Pasang’s father’s family lived in Thumbuk which is a small village with a gompa, monastery and a small K-4 school. There is no wifi, no road, nor store to buy staples, but they do have wild pepper tress, pines and herb gardens making any walk through the village an aromatic adventure. The 2015 earthquake caused significant damage here and our adoptive grandparents in Thumbuk spent a year living under a tarp and wood shed until their house could be rebuilt.

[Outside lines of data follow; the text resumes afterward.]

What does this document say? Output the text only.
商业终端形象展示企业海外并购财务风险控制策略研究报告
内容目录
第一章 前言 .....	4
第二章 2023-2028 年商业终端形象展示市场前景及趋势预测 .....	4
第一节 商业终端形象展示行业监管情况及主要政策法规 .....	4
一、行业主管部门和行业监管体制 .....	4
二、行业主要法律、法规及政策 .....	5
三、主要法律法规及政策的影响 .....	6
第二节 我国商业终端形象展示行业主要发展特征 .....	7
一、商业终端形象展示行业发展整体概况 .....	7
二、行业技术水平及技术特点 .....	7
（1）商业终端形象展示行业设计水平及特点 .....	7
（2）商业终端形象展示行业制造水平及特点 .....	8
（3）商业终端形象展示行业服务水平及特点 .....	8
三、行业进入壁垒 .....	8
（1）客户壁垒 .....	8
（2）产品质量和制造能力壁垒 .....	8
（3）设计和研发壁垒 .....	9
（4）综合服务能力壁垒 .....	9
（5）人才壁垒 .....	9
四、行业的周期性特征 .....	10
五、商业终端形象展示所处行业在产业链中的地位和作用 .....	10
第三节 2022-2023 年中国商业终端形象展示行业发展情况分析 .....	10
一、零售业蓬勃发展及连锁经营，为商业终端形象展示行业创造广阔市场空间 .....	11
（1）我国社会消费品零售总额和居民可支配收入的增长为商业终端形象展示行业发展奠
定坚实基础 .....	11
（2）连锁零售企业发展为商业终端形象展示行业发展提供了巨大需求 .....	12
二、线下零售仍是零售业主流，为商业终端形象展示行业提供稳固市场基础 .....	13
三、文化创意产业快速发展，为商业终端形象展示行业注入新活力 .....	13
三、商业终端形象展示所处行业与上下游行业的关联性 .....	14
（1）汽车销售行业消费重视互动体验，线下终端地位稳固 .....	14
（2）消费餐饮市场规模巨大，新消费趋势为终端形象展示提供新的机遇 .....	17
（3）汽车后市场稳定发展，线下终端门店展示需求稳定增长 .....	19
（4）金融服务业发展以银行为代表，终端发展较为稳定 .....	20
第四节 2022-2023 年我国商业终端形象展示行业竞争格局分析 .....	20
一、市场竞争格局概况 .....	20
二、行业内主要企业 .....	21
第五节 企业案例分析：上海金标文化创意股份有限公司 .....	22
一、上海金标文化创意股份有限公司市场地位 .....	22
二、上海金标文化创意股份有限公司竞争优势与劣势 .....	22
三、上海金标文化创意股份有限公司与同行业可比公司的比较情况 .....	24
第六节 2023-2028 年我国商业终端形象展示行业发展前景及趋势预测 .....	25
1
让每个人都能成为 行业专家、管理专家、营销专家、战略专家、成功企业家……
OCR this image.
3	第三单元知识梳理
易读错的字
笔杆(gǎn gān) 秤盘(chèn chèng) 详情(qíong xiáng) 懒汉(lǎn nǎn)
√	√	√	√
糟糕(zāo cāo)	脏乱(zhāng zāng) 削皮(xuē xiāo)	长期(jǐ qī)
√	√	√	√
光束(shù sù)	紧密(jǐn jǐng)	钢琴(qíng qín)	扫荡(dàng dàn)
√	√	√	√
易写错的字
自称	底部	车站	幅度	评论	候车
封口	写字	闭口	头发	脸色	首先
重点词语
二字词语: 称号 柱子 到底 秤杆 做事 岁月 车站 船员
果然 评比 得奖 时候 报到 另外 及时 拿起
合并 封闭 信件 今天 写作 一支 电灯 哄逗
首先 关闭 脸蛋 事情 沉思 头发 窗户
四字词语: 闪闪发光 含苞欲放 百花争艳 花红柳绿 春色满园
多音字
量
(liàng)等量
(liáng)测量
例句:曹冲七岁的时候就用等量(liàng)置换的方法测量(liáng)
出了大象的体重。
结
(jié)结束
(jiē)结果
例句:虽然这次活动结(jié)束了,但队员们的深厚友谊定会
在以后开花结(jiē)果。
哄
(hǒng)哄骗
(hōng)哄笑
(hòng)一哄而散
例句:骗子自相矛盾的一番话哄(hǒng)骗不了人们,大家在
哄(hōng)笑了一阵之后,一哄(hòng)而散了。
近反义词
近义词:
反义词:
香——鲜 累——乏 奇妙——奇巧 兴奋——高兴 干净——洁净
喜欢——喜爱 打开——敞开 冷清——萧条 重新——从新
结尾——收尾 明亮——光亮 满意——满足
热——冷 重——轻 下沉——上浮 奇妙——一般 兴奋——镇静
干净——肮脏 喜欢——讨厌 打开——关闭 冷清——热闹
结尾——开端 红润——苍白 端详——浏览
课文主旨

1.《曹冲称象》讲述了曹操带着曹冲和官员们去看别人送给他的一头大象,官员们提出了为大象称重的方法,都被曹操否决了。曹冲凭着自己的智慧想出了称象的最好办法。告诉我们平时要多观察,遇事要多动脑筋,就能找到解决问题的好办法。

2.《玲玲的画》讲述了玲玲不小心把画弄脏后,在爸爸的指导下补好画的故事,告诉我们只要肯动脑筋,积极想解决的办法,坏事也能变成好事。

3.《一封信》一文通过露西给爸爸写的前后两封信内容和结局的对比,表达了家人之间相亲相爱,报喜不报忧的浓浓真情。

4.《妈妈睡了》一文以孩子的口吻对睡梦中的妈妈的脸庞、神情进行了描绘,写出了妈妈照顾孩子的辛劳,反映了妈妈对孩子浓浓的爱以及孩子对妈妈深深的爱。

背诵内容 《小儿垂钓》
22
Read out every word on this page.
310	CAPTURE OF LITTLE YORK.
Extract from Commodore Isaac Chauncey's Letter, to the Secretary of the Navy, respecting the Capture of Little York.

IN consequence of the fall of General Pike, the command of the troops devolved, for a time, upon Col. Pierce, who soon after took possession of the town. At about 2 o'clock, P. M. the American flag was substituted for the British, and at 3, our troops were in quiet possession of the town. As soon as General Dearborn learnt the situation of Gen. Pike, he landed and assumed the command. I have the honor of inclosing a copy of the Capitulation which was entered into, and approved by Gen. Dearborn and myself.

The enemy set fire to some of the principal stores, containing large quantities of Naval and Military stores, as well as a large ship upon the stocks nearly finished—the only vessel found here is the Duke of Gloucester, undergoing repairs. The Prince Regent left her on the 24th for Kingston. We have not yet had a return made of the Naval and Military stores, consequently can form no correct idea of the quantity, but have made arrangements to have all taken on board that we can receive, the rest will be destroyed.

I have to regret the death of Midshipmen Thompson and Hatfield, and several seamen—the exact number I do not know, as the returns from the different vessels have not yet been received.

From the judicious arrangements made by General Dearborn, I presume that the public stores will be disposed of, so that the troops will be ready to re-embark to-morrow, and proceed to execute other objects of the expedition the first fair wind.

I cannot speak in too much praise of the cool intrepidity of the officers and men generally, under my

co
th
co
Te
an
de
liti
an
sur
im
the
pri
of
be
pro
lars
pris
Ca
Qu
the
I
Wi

Our cozy upstairs quarters.
Most meals are farm-to-table at their finest. We helped grandmother dig some potatoes and had them boiled up with chili-pepper sauce for dinner. Garlic chives, cilantro and wild pepper season just about every meal. (These local peppers are a mix of our black pepper and spicy pepper and more than a quarter teaspoon with make your mouth totally numb for about five minutes. Will and I were slightly obsessed and urged each other on with the pepper sauce.) The whole wheat flour is grown locally, milled locally, and helped make our chapatis, momo’s and dumplings for Sherpa stew. Bring on the gluten!

Chimi, the cat, always staying warm by the stove.
All this time without connectivity, mirrors, stores or roads is some of what Will and I were hoping from this gift of a year away. The daily simplicity of our Sherpa home is what so many Americans crave. There’s an excuse to be unresponsive on email and the only to-do list is taking care of what’s important: food, family, friends and maintaining health.